How do you think this compares to other chef jobs in hospitality?
“It is a very busy operation all year round, both in and out of term, but we do not finish too late in the evening compared to hotels and restaurants. The range of foods and dishes, which are all fresh, is probably a bigger range than what is in the hotels. We also prepare lots of meals for specific diets. We have Allergy Accreditation and we have won awards for our sustainability work. We are always looking ahead and being creative.”
What do you love about working in higher education?

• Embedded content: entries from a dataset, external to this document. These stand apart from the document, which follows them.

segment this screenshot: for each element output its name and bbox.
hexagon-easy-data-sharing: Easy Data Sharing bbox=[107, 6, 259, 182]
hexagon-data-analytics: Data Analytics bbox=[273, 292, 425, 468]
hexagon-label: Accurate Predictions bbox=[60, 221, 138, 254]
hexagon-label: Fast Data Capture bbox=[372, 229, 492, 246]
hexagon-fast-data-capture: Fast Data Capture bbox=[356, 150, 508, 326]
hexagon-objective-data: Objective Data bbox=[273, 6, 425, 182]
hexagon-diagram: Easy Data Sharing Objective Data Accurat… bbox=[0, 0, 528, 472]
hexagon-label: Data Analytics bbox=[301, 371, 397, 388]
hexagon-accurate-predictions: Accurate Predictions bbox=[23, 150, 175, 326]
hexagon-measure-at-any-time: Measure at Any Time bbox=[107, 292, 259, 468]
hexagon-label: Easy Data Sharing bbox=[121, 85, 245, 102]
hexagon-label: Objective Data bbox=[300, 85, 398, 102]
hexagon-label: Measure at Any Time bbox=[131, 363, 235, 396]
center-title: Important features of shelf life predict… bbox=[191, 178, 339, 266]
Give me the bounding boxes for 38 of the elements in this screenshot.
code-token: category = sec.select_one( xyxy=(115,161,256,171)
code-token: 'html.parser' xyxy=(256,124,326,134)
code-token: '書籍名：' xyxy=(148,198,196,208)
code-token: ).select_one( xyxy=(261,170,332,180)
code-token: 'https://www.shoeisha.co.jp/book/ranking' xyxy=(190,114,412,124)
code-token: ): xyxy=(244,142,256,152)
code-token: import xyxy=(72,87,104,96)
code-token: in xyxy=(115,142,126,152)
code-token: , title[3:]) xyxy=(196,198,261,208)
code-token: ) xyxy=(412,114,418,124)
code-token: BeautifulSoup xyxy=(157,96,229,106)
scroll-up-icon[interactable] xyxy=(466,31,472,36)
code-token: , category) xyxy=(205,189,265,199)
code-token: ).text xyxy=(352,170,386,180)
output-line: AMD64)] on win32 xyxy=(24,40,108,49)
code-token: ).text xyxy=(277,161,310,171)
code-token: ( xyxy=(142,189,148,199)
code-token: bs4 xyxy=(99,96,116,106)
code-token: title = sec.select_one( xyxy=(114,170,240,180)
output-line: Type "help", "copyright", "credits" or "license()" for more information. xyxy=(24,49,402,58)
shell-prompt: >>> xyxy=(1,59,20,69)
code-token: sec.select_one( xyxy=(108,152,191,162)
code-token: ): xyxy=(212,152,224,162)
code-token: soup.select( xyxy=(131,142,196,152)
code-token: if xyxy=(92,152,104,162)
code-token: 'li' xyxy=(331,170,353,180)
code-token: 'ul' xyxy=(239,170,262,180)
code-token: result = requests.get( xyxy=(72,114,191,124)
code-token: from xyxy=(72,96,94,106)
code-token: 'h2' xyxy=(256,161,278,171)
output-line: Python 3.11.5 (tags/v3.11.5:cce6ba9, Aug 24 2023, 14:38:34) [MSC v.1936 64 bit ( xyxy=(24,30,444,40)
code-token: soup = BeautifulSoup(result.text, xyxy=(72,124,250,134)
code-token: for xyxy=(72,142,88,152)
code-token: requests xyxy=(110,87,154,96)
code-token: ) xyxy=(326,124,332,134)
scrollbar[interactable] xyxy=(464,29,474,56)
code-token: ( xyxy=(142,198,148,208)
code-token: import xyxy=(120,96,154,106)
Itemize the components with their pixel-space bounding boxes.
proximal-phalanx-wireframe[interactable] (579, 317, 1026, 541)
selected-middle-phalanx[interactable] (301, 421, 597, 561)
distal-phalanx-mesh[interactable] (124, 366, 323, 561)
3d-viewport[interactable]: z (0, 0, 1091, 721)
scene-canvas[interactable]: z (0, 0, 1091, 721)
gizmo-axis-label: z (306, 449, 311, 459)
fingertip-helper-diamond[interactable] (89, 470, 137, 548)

“The service times are better and the work is very diverse, from student dining to canapé parties, receptions, fine dining dinners, events for donors, etc…”
Is there an opportunity to learn on the job and progress?
“Yes, there is always new training and development courses and innovative ideas, and we use new equipment.”
Describe the kind of food you produce on a typical day.
“There’s such a variety. There’s the Buttery Dining Room, which is open all year for breakfast, lunch and dinner for students, fellows and staff dining, and the formal hall is open six nights a week during term time. There are also canapé parties, fine dining and commercial events, and we also do large garden parties for VIPs, the May Ball and college reunions.”